細說Lucene源碼(一)：索引文件鎖機制

你們都知道，在多線程或多進程的環境中，對統一資源的訪問須要特別當心，特別是在寫資源時，若是不加鎖，將會致使不少嚴重的後果，Lucene的索引也是如此，lucene對索引的讀寫分爲IndexReader和IndexWriter，顧名思義，一個讀，一個寫，lucene能夠對同一個索引文件創建多個IndexReader對象，可是隻能有一個IndexWriter對象，這是怎麼作到的呢？顯而易見是須要加鎖的，加鎖能夠保證一個索引文件只能創建一個IndexWriter對象。

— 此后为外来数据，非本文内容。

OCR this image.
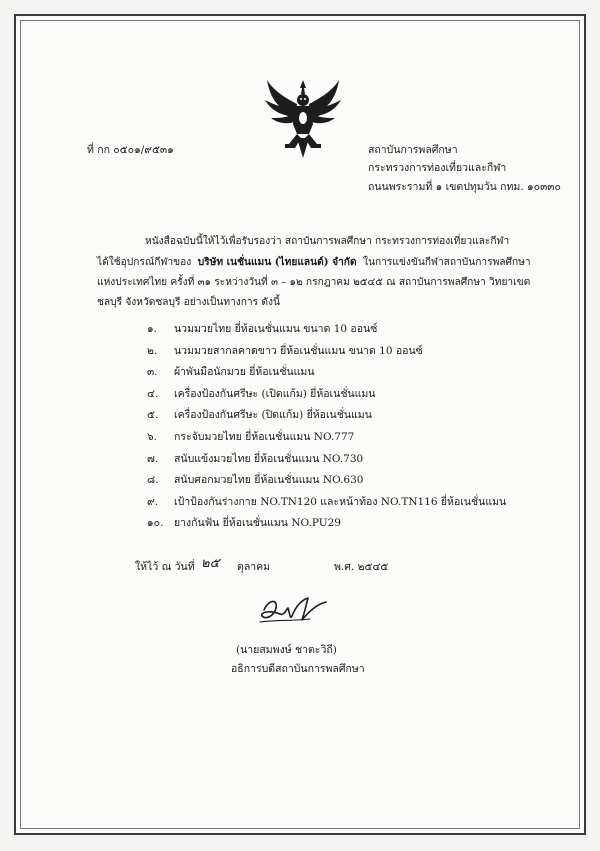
ที่ กก ๐๕๐๑/๙๕๓๑	สถาบันการพลศึกษา
กระทรวงการท่องเที่ยวและกีฬา
ถนนพระรามที่ ๑ เขตปทุมวัน กทม. ๑๐๓๓๐
หนังสือฉบับนี้ให้ไว้เพื่อรับรองว่า สถาบันการพลศึกษา กระทรวงการท่องเที่ยวและกีฬา
ได้ใช้อุปกรณ์กีฬาของ บริษัท เนชั่นแมน (ไทยแลนด์) จำกัด ในการแข่งขันกีฬาสถาบันการพลศึกษา
แห่งประเทศไทย ครั้งที่ ๓๑ ระหว่างวันที่ ๓ – ๑๒ กรกฎาคม ๒๕๔๕ ณ สถาบันการพลศึกษา วิทยาเขต
ชลบุรี จังหวัดชลบุรี อย่างเป็นทางการ ดังนี้
๑. นวมมวยไทย ยี่ห้อเนชั่นแมน ขนาด 10 ออนซ์
๒. นวมมวยสากลคาดขาว ยี่ห้อเนชั่นแมน ขนาด 10 ออนซ์
๓. ผ้าพันมือนักมวย ยี่ห้อเนชั่นแมน
๔. เครื่องป้องกันศรีษะ (เปิดแก้ม) ยี่ห้อเนชั่นแมน
๕. เครื่องป้องกันศรีษะ (ปิดแก้ม) ยี่ห้อเนชั่นแมน
๖. กระจับมวยไทย ยี่ห้อเนชั่นแมน NO.777
๗. สนับแข้งมวยไทย ยี่ห้อเนชั่นแมน NO.730
๘. สนับศอกมวยไทย ยี่ห้อเนชั่นแมน NO.630
๙. เป้าป้องกันร่างกาย NO.TN120 และหน้าท้อง NO.TN116 ยี่ห้อเนชั่นแมน
๑๐. ยางกันฟัน ยี่ห้อเนชั่นแมน NO.PU29
ให้ไว้ ณ วันที่ ๒๕ ตุลาคม	พ.ศ. ๒๕๔๕
(นายสมพงษ์ ชาตะวิถี)
อธิการบดีสถาบันการพลศึกษา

下面就細說Lucene索引文件鎖機制：

 

若是咱們對同一個索引文件創建多個不一樣的IndexWriter會怎麼樣呢？

IndexWriterConfig indexWriterConfig = new IndexWriterConfig(analyzer);

IndexWriter indexWriter = new IndexWriter(dir, indexWriterConfig);

 

IndexWriterConfig indexWriterConfig2 = new IndexWriterConfig(analyzer);

IndexWriter indexWriter2 = new IndexWriter(dir,indexWriterConfig2);

 

運行後，控制檯輸出：

Exception in thread "main" org.apache.lucene.store.LockObtainFailedException: Lock obtain timed out: NativeFSLock@C:\Users\new\Desktop\Lucene\write.lock

    at org.apache.lucene.store.Lock.obtain(Lock.java:89)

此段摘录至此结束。